Ford is taking a different approach. Despite the Lincoln brand’s boast of having a “fully electrified lineup by 2030,” including four BEVs, it’s not completely abandoning gasoline engines.
Lincoln President Joy Falotico said the brand still will offer both gasoline and hybrid engines alongside EVs and that the mix would depend on the rate of customer adoption. By 2026, Lincoln executives believe, about half of the brand’s global sales will be EVs.
“It becomes a little risky if you put all your eggs in the EV basket,” McCabe said. “There has to be a little bit of hedging your bet.”
Both Lincoln and Cadillac plan to start selling their first full-electric vehicles next year.
Ford projects that 40 percent of its global sales will be electric by 2030. But in what CEO Jim Farley has called the “early innings” of electrification, the company is focusing on commercial products such as the E-Transit van and F-150 Lightning to leverage Ford’s segment-leading market share in those areas.
Last week, Ford announced the acquisition of fleet charging provider Electriphi, which it said could help generate more than $1 billion in annual revenue by 2030.
Farley took a veiled jab at GM’s ever-rising EV investment plans in defending Ford’s strategy.
“It’s not just how much money you spend or how vertically integrated you are, it’s where you want to play,” he said last week at the same Deutsche Bank conference where GM’s Jacobson spoke. “Play to your strengths, choose your market wisely, and execute the product beyond propulsion. That’s the lesson of F-150 Lightning so far.”
Farley said Ford has more than 30,000 reservations just for the commercial versions of the electric F-150, which debuts next year, and the E-Transit, which will be out this year. Pointing to strong demand for the new Mustang Mach-E electric crossover this year as well, Farley said EVs are expanding the company’s customer base.
“If you look at Ford right now, 70 to 80 percent of the people ordering these new vehicles from us, we’ve never seen,” Farley said. “A very big chunk of these customers wouldn’t have bought an ICE from Ford.”
GM, for its part, is creating a brand of commercial EVs called BrightDrop and last week said its increased EV spending will include the addition of “new electric commercial trucks and other products” in North America.
Jacobson, an industry newcomer who was CFO of Delta Air Lines until last fall, nodded to Ford’s unveiling of the F-150 Lightning, calling it a “really well-received, really strong announcement,” and encouraged other automakers to do the same to help stoke EV demand.
“The reality is we need OEMs to step up and make sure the EV volume is out there for the journey the country and really the world is on right now,” he said.
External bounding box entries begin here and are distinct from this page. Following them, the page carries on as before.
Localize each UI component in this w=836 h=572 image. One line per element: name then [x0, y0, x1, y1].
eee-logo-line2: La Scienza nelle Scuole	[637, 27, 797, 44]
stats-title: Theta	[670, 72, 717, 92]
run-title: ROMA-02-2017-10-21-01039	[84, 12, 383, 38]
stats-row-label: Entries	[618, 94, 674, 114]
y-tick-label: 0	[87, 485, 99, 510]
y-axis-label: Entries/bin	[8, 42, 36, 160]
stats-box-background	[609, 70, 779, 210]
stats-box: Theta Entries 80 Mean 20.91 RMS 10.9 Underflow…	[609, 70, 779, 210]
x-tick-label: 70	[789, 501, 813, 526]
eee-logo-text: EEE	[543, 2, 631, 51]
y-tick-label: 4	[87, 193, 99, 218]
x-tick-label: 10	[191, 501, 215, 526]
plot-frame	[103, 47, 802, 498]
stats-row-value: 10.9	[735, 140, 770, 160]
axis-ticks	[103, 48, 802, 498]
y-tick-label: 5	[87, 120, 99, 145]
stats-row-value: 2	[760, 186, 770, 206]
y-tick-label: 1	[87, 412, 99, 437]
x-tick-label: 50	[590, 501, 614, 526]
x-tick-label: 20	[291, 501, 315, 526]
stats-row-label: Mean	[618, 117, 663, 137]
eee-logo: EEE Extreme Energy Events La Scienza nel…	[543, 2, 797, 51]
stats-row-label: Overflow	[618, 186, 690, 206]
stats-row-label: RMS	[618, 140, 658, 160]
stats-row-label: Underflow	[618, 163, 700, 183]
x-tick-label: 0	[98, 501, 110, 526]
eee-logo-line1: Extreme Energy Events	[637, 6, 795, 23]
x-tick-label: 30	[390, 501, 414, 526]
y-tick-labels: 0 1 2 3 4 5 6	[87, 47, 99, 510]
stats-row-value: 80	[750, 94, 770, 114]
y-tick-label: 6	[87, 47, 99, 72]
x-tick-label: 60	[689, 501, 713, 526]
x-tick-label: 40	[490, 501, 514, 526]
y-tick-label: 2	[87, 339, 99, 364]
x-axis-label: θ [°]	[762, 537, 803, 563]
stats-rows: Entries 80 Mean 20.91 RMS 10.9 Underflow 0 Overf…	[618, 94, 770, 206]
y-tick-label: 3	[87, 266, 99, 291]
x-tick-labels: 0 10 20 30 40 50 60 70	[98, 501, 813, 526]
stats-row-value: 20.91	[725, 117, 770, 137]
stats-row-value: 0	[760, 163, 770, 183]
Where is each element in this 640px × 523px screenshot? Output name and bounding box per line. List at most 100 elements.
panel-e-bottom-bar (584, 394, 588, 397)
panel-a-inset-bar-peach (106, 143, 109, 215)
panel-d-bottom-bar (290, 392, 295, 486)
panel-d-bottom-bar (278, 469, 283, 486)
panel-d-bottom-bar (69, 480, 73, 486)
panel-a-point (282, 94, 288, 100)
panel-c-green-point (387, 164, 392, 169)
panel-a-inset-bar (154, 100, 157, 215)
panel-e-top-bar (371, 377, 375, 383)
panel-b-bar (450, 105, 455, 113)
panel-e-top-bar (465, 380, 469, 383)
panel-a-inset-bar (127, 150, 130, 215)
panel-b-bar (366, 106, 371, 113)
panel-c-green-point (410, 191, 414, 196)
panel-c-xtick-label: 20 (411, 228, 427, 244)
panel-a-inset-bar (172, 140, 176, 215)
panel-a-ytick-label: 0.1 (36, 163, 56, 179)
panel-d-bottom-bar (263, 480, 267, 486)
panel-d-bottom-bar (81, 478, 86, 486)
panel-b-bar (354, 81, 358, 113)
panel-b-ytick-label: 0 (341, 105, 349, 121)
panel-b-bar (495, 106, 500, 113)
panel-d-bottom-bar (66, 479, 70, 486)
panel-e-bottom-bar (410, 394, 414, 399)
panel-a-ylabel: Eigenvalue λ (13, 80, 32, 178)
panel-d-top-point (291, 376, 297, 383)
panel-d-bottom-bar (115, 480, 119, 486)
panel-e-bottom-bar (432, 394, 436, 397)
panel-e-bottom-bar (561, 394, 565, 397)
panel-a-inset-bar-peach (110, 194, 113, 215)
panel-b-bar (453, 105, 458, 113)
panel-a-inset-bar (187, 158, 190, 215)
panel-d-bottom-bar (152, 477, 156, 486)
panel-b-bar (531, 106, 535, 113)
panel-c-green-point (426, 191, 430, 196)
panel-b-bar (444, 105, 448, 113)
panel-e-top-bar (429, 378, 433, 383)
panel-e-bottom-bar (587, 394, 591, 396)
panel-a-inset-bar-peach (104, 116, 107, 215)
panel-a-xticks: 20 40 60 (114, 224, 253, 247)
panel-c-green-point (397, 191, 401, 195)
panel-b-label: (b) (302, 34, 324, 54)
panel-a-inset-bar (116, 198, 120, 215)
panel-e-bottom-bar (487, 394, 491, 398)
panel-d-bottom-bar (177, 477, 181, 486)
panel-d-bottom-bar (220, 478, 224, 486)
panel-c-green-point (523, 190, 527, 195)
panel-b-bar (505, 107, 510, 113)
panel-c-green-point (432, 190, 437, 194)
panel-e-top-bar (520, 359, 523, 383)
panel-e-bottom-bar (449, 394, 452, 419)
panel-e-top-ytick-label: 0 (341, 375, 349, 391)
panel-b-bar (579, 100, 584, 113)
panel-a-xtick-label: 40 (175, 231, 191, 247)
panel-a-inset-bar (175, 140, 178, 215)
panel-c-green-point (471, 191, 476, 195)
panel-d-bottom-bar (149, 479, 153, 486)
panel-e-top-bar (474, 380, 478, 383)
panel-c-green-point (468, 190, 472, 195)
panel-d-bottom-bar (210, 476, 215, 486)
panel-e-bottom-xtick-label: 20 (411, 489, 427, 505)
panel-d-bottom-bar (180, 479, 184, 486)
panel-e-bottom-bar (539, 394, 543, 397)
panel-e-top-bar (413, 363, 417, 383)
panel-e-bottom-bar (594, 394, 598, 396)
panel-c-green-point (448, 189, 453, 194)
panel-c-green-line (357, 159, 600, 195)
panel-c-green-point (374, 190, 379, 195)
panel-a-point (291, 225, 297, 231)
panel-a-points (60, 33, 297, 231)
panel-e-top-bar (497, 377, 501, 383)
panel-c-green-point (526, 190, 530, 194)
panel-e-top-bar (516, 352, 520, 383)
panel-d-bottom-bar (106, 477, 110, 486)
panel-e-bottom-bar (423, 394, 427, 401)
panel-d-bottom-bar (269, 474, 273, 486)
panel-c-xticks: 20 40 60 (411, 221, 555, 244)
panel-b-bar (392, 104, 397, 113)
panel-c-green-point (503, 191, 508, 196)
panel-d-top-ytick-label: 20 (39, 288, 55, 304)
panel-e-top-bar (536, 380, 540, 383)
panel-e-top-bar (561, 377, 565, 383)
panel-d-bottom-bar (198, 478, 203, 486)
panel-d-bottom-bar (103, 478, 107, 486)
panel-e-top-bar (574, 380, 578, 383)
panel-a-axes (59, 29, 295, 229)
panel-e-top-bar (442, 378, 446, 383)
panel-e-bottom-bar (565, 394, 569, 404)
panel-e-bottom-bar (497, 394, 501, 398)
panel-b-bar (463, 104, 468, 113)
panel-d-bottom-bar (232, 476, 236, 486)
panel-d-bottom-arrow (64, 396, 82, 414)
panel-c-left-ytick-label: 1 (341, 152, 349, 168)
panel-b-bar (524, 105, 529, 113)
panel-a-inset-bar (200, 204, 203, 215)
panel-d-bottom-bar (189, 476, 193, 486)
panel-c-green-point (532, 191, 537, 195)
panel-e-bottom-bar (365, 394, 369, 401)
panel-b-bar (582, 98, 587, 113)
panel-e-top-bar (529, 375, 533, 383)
But Jacobson dismissed any notion that GM is worried that Ford will have an advantage in the electric pickup segment. GM is planning an electric version of its Chevrolet Silverado, but it is not expected to debut before 2023, and the company’s first battery-powered pickup — the GMC Hummer supertruck — will cost more than $112,000 when it arrives this fall. The F-150 Lightning ranges from less than $42,000 to more than $90,000.
“I don’t know that we’re intimidated by that. We certainly have a suite of vehicles coming … that we’re incredibly proud of,” Jacobson said. “As far as the competitive things go, I would just say: Bring it on.”
Michael Martinez writes for Crain’s sister publication Automotive News.